Private: application compute.
Isolated: databases and stateful services.
Each tier is a security boundary; egress controlled.
Four components
- 1. 3+ AZs for HA.
- 2. NAT gateways per AZ for private outbound.
- 3. Bastion-less SSM access for ops.
- 4. VPC endpoints for AWS service traffic.
Per-tier boundaries
Public: only LBs and NAT. Private: workloads + service-to-service. Isolated: databases; no internet egress.
Egress restricted to declared destinations.
When to deviate
Multi-tenant SaaS with strict isolation: per-tenant VPCs.
Edge-heavy workloads: dual-stack with smaller compute footprint.

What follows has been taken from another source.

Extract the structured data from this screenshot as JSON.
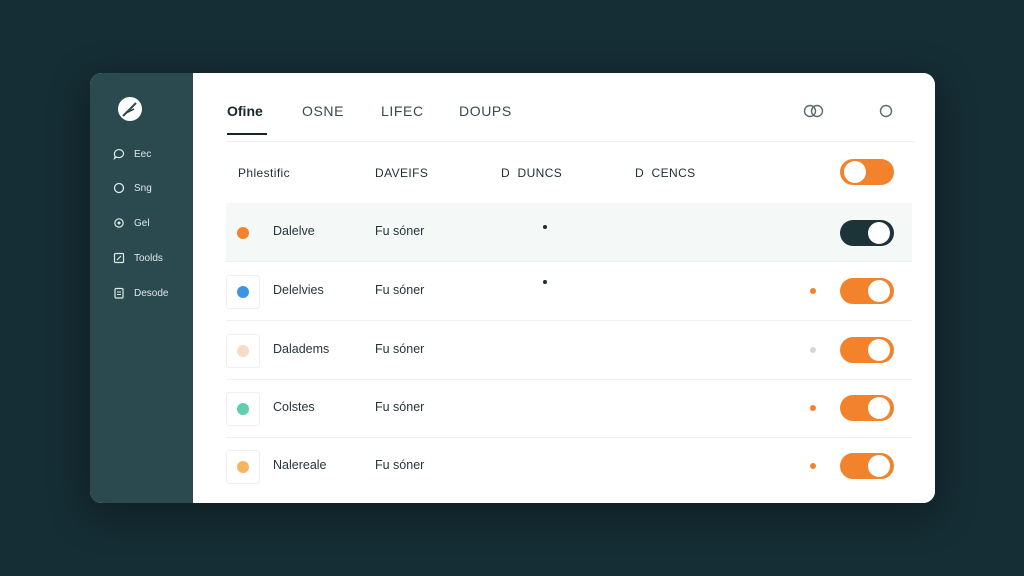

Small teams: single-tier (private only) is fine.
Antipatterns
- Single-AZ. Outage waiting.
- All public. Internet-exposed compute.
- NAT gateway misuse. Cross-AZ traffic; cost.
What to do this week
Three moves. (1) Apply this pattern to your highest-risk network path. (2) Measure the failure mode rate before/after. (3) Document the change so the next incident-responder inherits the knowledge.